You don't need derivatives in CAT either! Anyway, we can solve it either by plugging in numbers or by using this concept:
If the sum of given numbers is constant, their product is maximum when they are equal.

Given: \(2r + (\frac{Q}{2pi})*2*pi*r = 20\)
i.e. \(2r + Qr = 20\)

Maximize \((\frac{Q}{2pi})*pi*r^2 = \frac{Qr^2}{2}\)
Now \(Qr = 20 - 2r\) from above. So, Maximize \((20-2r)r/2 = (10 - r)r\)
Since \(10 - r + r = 10\), to maximize product, \(10 - r = r\) i.e. \(r = 5\)
_________________

max , min can be tested. But the gmat wont expect you to use calculus. So by simple methods you should be able to get the max value.

eg A = 10r-r^2 = 2.5.r - r^2 - 25 + 25 = 25 - (r-5)^2 => max only when r = 5
_________________

I'm wondering why we can't go this route. It's obviously wrong because I got the wrong answer but:

We know the circumference is 20. So we should be able to find the Diameter/radius

C = Pi * D

20 = pi* D

D = 20/Pi

D = ~ 6.37

So I picked E

Can anyone tell me how one obtained this eq. \(2r + (\frac{Q}{2pi})*2*pi*r = 20\)?

Hello Karishma

Can I assume that the max surface area will be reached in a 90 degree sector? since the biggest sector that can be reached is a right angle, if it exceeds 90, would it still be called a sector?

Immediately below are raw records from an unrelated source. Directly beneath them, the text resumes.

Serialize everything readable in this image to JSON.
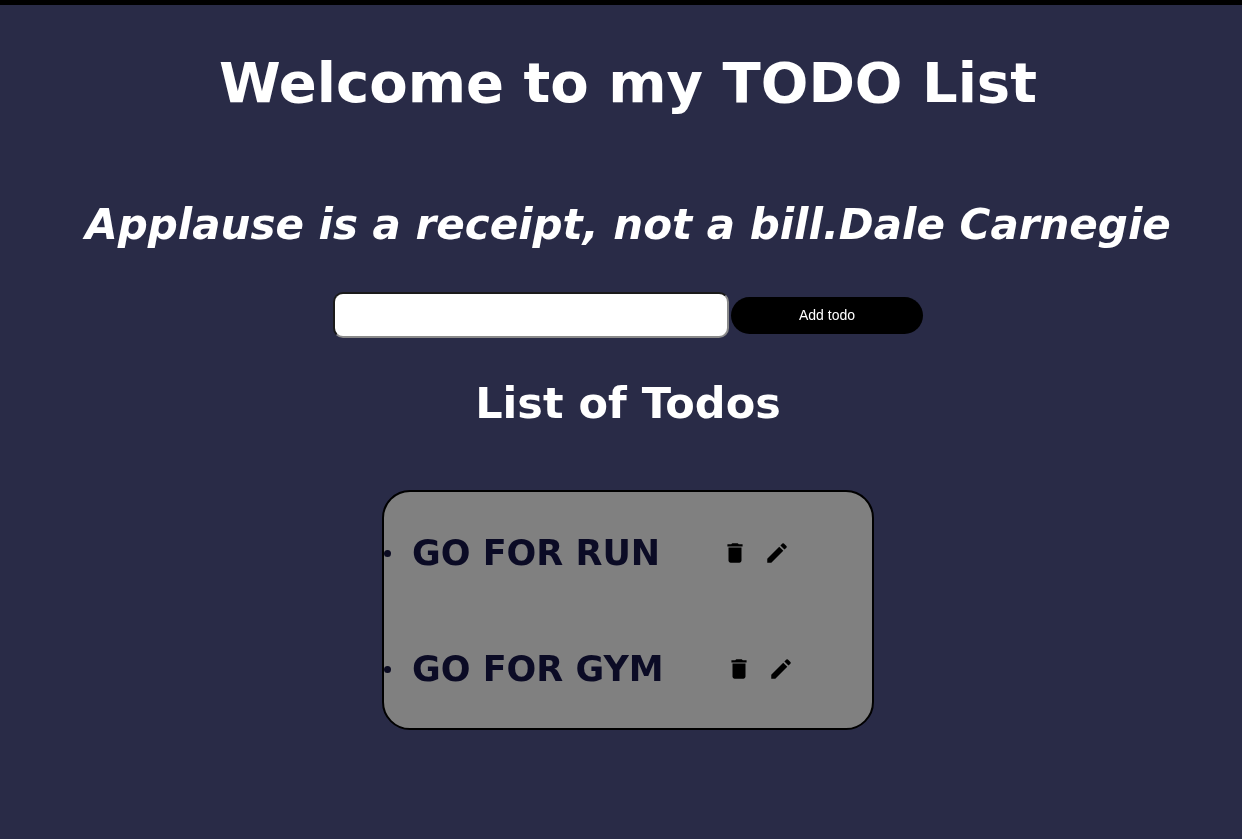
{
  "header": {
    "title": "Welcome to my TODO List",
    "quote": "Applause is a receipt, not a bill.Dale Carnegie"
  },
  "todo_form": {
    "button": "Add todo"
  },
  "todo_list": {
    "title": "List of Todos",
    "items": [
      {
        "text": "GO FOR RUN"
      },
      {
        "text": "GO FOR GYM"
      }
    ]
  }
}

Thanks Karishma for your explanation.
I need to clarify one more small point. The length of the arc = 2*pi*r * (Q/360) for which Q is the enclosed central angle between the 2 radii. I noticed that you computed (Q/360) as (Q/2pi). I must be missing something behind this logic, but why do we use Q/2pi here?

Will the GMAT actually test for area of sector of a circle? Are we supposed to have this formula memorized?

Hi Karishma,
In a question where one of the options is "None of the above" can we still test options?

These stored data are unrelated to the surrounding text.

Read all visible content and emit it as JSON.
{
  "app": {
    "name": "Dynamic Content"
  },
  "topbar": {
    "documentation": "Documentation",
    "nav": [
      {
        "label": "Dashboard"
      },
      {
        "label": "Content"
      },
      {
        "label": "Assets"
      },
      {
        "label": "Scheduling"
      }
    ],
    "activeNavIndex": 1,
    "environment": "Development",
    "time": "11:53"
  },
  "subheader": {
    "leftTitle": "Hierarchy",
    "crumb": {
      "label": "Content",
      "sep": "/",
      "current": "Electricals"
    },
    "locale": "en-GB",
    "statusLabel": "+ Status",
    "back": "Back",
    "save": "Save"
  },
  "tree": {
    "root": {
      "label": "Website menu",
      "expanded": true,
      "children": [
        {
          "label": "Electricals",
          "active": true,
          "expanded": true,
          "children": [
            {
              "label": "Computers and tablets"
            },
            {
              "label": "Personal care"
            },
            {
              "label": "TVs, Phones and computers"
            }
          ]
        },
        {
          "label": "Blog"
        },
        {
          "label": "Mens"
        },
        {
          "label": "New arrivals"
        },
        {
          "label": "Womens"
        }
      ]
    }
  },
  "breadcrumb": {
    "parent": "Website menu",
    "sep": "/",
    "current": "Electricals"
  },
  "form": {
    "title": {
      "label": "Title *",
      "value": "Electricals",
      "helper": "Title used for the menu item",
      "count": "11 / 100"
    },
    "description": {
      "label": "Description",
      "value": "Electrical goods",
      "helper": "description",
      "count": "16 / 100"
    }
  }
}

Also with r=5, Q=360/pi = 2 deg, is it correct? quite unintuitive.

My initial thought was > for a given parameter equilateral triangle has the largest area.
Wouldn't the area of triangle + sector largest when the triangle on which sector is formed is equilateral??

Twenty metres of wire is available to fence off a flower bed in the form of a circular sector. What must the radius of the circle in meters be, if we wish to have a flower bed with the greatest possible surface area?

So, we know that that:

r+r+arc = 20
2r+arc=20

To find an arc length we multiply the circumference by (x/360) where x is the measure of the central angle.
Arc Measurement = (x/360) * pi*D

The problem is, we don't know what the central angle is.

Using formula: 2r + (q/2pi)*(pi*d) = 20
(I am familiar with finding the arc measurement/area with (x/360) Where is (q/2Pi) coming from? Is this for when we don't know what the central angle is?

From that point on, I am lost, specifically regarding "maximizing" the value.





(1) 2√2
(2) 2√5
(3) 5
(4) 4√2
(5) none of these